In writing your statement you will find it helpful to refer to the guidance on project structure in Week 1 of this block, and also to the sample secondary- data project we have used as the basis for a good deal of the work on secondary-data research.
Part B gives you an opportunity to share your preliminary thoughts about the research project. It is also an opportunity for you comment on the ideas of other students and to receive comments on what you are thinking of doing. Your comments should be constructive and draw on moduel materials wherever possible. The design of a research project is covered in Block 5.
Doing TMA 05 will give you the opportunity to develop an initial plan for your research project, and receive feedback from your tutor.
Your initial research plan should use no more than 750 words. Your research project will evolve as you develop it but the plan is an essential step as it will help you bring your theoretical and empirical interests together with your preferred set of methods for tackling your research question. The plan will help you take stock of where you are at this point and help you understand the key steps you need to follow to accumulate and analyse your data. It should help you start to identify a structure for your final project even if the structure changes in light of what you find or difficulties that you come across.
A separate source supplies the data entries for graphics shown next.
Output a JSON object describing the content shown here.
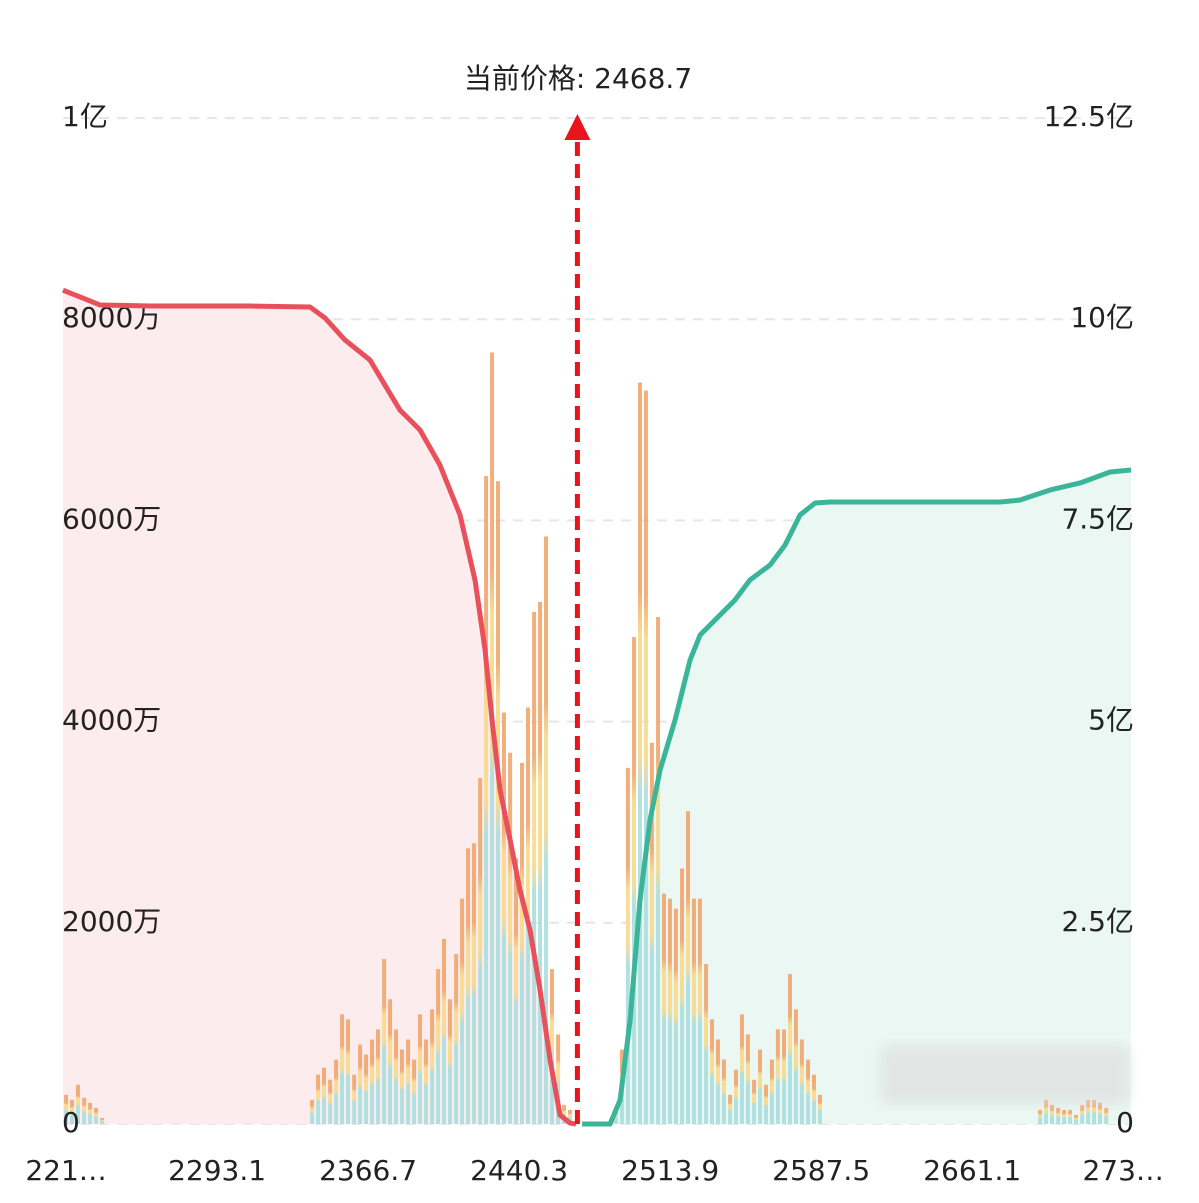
{
  "chart_data": {
    "type": "depth",
    "current_price": {
      "value": 2468.7,
      "label": "当前价格: 2468.7"
    },
    "marker_color": "#e8141b",
    "xlim": [
      2218,
      2738.5
    ],
    "xticks": [
      {
        "value": 2219.5,
        "label": "221…"
      },
      2293.1,
      2366.7,
      2440.3,
      2513.9,
      2587.5,
      2661.1,
      {
        "value": 2734.7,
        "label": "273…"
      }
    ],
    "ylim": [
      0,
      100000000
    ],
    "yticks": [
      0,
      {
        "value": 20000000,
        "label": "2000万"
      },
      {
        "value": 40000000,
        "label": "4000万"
      },
      {
        "value": 60000000,
        "label": "6000万"
      },
      {
        "value": 80000000,
        "label": "8000万"
      },
      {
        "value": 100000000,
        "label": "1亿"
      }
    ],
    "y2lim": [
      0,
      1250000000
    ],
    "y2ticks": [
      0,
      {
        "value": 250000000,
        "label": "2.5亿"
      },
      {
        "value": 500000000,
        "label": "5亿"
      },
      {
        "value": 750000000,
        "label": "7.5亿"
      },
      {
        "value": 1000000000,
        "label": "10亿"
      },
      {
        "value": 1250000000,
        "label": "12.5亿"
      }
    ],
    "grid": true,
    "bars": {
      "colors": [
        "#a9dede",
        "#f7d98a",
        "#f0a56c"
      ],
      "x": [
        2219.5,
        2222.4,
        2225.3,
        2228.3,
        2231.2,
        2234.1,
        2237.0,
        2339.4,
        2342.3,
        2345.2,
        2348.2,
        2351.1,
        2354.0,
        2356.9,
        2359.9,
        2362.8,
        2365.7,
        2368.6,
        2371.5,
        2374.5,
        2377.4,
        2380.3,
        2383.2,
        2386.2,
        2389.1,
        2392.0,
        2394.9,
        2397.9,
        2400.8,
        2403.7,
        2406.6,
        2409.6,
        2412.5,
        2415.4,
        2418.3,
        2421.3,
        2424.2,
        2427.1,
        2430.0,
        2432.9,
        2435.9,
        2438.8,
        2441.7,
        2444.6,
        2447.6,
        2450.5,
        2453.4,
        2456.3,
        2459.3,
        2462.2,
        2465.1,
        2487.5,
        2490.4,
        2493.3,
        2496.3,
        2499.2,
        2502.1,
        2505.0,
        2508.0,
        2510.9,
        2513.8,
        2516.7,
        2519.7,
        2522.6,
        2525.5,
        2528.4,
        2531.4,
        2534.3,
        2537.2,
        2540.1,
        2543.1,
        2546.0,
        2548.9,
        2551.8,
        2554.8,
        2557.7,
        2560.6,
        2563.5,
        2566.4,
        2569.4,
        2572.3,
        2575.2,
        2578.1,
        2581.1,
        2584.0,
        2586.9,
        2694.2,
        2697.1,
        2700.0,
        2703.0,
        2705.9,
        2708.8,
        2711.7,
        2714.7,
        2717.6,
        2720.5,
        2723.4,
        2726.4
      ],
      "values": [
        2900000,
        2400000,
        3900000,
        2600000,
        2100000,
        1600000,
        600000,
        2400000,
        4900000,
        5600000,
        4400000,
        6400000,
        10900000,
        10400000,
        4900000,
        7900000,
        6900000,
        8400000,
        9400000,
        16400000,
        12400000,
        9400000,
        7400000,
        8400000,
        6400000,
        10900000,
        8400000,
        11400000,
        15400000,
        18400000,
        12400000,
        16900000,
        22400000,
        27400000,
        27900000,
        34400000,
        64400000,
        76700000,
        63900000,
        40900000,
        36900000,
        26400000,
        35900000,
        41400000,
        50900000,
        51900000,
        58400000,
        15400000,
        8900000,
        1900000,
        1400000,
        1400000,
        7400000,
        35400000,
        48400000,
        73700000,
        72900000,
        37900000,
        50400000,
        22900000,
        22400000,
        21400000,
        25400000,
        31100000,
        22400000,
        22400000,
        15900000,
        10400000,
        8400000,
        6400000,
        2900000,
        5400000,
        10900000,
        8900000,
        4400000,
        7400000,
        3900000,
        6400000,
        9400000,
        9400000,
        14900000,
        11400000,
        8400000,
        6400000,
        4900000,
        2900000,
        1400000,
        2400000,
        1900000,
        1600000,
        1400000,
        1400000,
        900000,
        1900000,
        2400000,
        2400000,
        2100000,
        1600000
      ]
    },
    "series": [
      {
        "color": "#e8505b",
        "fill": "#fdeced",
        "axis": "y2",
        "x": [
          2218.0,
          2226.3,
          2236.0,
          2260.4,
          2309.1,
          2338.4,
          2345.7,
          2355.4,
          2367.6,
          2374.9,
          2382.2,
          2392.0,
          2401.7,
          2411.5,
          2418.8,
          2423.7,
          2427.1,
          2431.0,
          2435.9,
          2440.7,
          2445.6,
          2450.5,
          2455.4,
          2460.2,
          2465.1,
          2468.0
        ],
        "values": [
          1036000000,
          1027600000,
          1017700000,
          1016400000,
          1016400000,
          1015200000,
          1001500000,
          974200000,
          949300000,
          918200000,
          887200000,
          862300000,
          818800000,
          756700000,
          675900000,
          589000000,
          502000000,
          415000000,
          352900000,
          290800000,
          241100000,
          166500000,
          79500000,
          11200000,
          1200000,
          0
        ]
      },
      {
        "color": "#3bb59a",
        "fill": "#eaf7f3",
        "axis": "y2",
        "x": [
          2471.0,
          2484.6,
          2489.5,
          2494.4,
          2499.2,
          2504.1,
          2509.0,
          2516.3,
          2523.6,
          2528.5,
          2538.2,
          2545.5,
          2552.8,
          2562.6,
          2569.9,
          2577.2,
          2584.5,
          2591.8,
          2674.7,
          2684.4,
          2699.1,
          2713.7,
          2728.3,
          2738.5
        ],
        "values": [
          0,
          0,
          29800000,
          129200000,
          278300000,
          377700000,
          439900000,
          502000000,
          576500000,
          607600000,
          632400000,
          651100000,
          675900000,
          694600000,
          719400000,
          756700000,
          771600000,
          772900000,
          772900000,
          775300000,
          787800000,
          796500000,
          810100000,
          812600000
        ]
      }
    ]
  }
}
So the plan is not expected to be a final version that incorporates all the various sections of your project. That said, do use this opportunity to think about how you will relate economic theory from the module to your empirical work, and whether your approach is likely to provide the answer to your research question.
Remember, research is an iterative process and it is likely that you will still be revising your project until close to the final EMA deadline. However, it is imperative that you submit your EMA on time because you will not be granted any extension. So do make sure your research timetable is realistic.
Reflections on the assignment (not marked)
By this stage of the module, you should have a clear initial research plan. You should be working towards a well-defined research question and have some concrete ideas of how will obtain and analyse your data.
Here are some prompts that will help your dialogue with your tutor about this
TMA and your project:
- Is your research question well specified, not too broad, and feasible?
- How confident are you about using your chosen research method effectively for your project?
- Have you changed your ideas as a result of receiving or giving comments on the Tutor Group Forum?
- What were the main challenges you expect to encounter when working on your project and how might you overcome them?